As states begin the process of redetermining Medicaid eligibility, health policy experts are warning that too many people are losing coverage for procedural reasons. In Florida, Arkansas, and Indiana, nearly 80% of the terminations were for procedural reasons. States must make it easier for people to update their information with the state and provide clear and concise information about the redetermination process.
As states begin the process of redetermining Medicaid eligibility, health policy experts are warning that too many people are losing coverage for procedural reasons.
In Florida, nearly 250,000 individuals have been disenrolled from the state’s Medicaid program over the last month. Of those, 82 percent lost coverage because they did not update their information with the state. About 44,300 individuals made too much to be eligible and were referred to other coverage options.
Similarly, in Arkansas, approximately 80 percent of the terminations were for procedural reasons. And in Indiana, nearly 53,000 people have been disenrolled from Medicaid, with 88 percent of the terminations due to procedural reasons.
It is difficult to compare states’ redetermination processes because each Medicaid program is prioritizing different groups and reporting data differently. However, too many people are losing coverage for the wrong reasons.
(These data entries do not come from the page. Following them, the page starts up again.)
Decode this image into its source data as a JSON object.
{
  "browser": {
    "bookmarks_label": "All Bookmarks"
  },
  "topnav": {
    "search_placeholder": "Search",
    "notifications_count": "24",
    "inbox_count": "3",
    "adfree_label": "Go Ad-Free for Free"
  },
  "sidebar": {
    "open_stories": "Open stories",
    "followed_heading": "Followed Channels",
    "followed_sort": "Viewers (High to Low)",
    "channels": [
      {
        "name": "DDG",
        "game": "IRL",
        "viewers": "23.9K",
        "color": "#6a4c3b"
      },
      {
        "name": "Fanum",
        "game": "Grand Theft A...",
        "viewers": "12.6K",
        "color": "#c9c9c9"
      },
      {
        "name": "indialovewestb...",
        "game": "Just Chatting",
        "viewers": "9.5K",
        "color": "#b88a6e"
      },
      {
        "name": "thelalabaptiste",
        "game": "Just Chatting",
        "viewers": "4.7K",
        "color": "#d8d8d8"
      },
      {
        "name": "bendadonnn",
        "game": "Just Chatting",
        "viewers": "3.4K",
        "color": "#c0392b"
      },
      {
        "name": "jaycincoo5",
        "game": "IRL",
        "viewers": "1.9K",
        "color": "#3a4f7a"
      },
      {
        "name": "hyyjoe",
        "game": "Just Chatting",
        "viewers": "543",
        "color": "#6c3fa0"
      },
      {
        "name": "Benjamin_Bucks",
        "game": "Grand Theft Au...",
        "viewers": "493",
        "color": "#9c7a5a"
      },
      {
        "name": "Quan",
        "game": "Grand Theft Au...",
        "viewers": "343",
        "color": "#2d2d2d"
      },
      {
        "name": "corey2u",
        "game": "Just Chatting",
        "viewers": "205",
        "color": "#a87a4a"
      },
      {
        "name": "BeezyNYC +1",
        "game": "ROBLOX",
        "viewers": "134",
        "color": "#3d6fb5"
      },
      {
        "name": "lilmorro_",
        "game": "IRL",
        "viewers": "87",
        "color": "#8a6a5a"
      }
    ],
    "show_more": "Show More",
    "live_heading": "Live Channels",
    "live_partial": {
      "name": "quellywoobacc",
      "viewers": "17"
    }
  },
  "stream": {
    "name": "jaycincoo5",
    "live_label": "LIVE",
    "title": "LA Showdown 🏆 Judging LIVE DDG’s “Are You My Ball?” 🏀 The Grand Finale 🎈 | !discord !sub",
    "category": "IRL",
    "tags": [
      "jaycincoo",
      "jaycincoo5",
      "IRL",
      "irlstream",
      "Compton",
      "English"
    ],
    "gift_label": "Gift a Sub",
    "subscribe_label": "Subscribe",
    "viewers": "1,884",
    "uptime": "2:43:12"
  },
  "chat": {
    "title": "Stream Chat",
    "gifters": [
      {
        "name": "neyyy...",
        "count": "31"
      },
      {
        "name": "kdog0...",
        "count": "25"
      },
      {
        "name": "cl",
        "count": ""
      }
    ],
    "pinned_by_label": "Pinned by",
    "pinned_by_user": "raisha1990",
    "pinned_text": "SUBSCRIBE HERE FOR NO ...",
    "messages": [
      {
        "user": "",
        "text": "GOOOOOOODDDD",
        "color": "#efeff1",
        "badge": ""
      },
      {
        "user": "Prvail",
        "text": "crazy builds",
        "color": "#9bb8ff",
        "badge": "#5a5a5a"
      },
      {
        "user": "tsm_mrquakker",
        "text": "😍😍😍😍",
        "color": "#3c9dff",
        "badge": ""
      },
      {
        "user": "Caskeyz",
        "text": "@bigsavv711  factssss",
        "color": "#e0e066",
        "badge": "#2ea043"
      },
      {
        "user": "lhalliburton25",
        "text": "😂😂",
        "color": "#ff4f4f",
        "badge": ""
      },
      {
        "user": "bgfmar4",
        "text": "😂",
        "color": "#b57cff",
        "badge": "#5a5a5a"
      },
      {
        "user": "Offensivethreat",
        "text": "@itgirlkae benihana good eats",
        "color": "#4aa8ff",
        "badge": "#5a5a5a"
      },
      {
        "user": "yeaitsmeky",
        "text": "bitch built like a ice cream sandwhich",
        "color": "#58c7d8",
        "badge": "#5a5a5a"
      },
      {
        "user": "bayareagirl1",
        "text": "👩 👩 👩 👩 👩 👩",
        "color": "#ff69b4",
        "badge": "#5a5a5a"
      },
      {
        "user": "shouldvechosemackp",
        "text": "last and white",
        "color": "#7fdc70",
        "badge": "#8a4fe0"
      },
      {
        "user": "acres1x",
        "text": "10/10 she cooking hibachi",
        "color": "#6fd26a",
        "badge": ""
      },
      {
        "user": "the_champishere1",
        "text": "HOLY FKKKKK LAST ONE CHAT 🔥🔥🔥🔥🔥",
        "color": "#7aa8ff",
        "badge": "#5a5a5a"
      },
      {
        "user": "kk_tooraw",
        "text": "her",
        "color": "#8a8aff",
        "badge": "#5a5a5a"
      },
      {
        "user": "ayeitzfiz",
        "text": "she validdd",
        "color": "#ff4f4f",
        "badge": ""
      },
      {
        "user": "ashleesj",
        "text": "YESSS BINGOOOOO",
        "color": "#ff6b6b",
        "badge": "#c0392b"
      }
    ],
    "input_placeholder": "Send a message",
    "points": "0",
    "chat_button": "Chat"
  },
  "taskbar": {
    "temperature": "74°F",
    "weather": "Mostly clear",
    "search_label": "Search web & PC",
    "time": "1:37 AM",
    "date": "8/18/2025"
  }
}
“This is extremely troubling,” said Joan Alker, executive director and co-founder of the Georgetown University Center for Children and Families. “When governors see such large numbers of terminations of coverage for procedural reasons, they should pause the process and see what is going wrong.”
HHS has estimated that 15 million people total will lose Medicaid coverage during redeterminations. This is a significant number of people, and it is important to ensure that they are not losing coverage for the wrong reasons.
There are several things that states can do to prevent people from losing coverage for procedural reasons. These include:
- Making it easier for people to update their information with the state.
- Providing clear and concise information about the redetermination process.
- Offering outreach and assistance to help people who are struggling to complete the redetermination process.
By taking these steps, states can help to ensure that people who are eligible for Medicaid continue to have access to this important health coverage.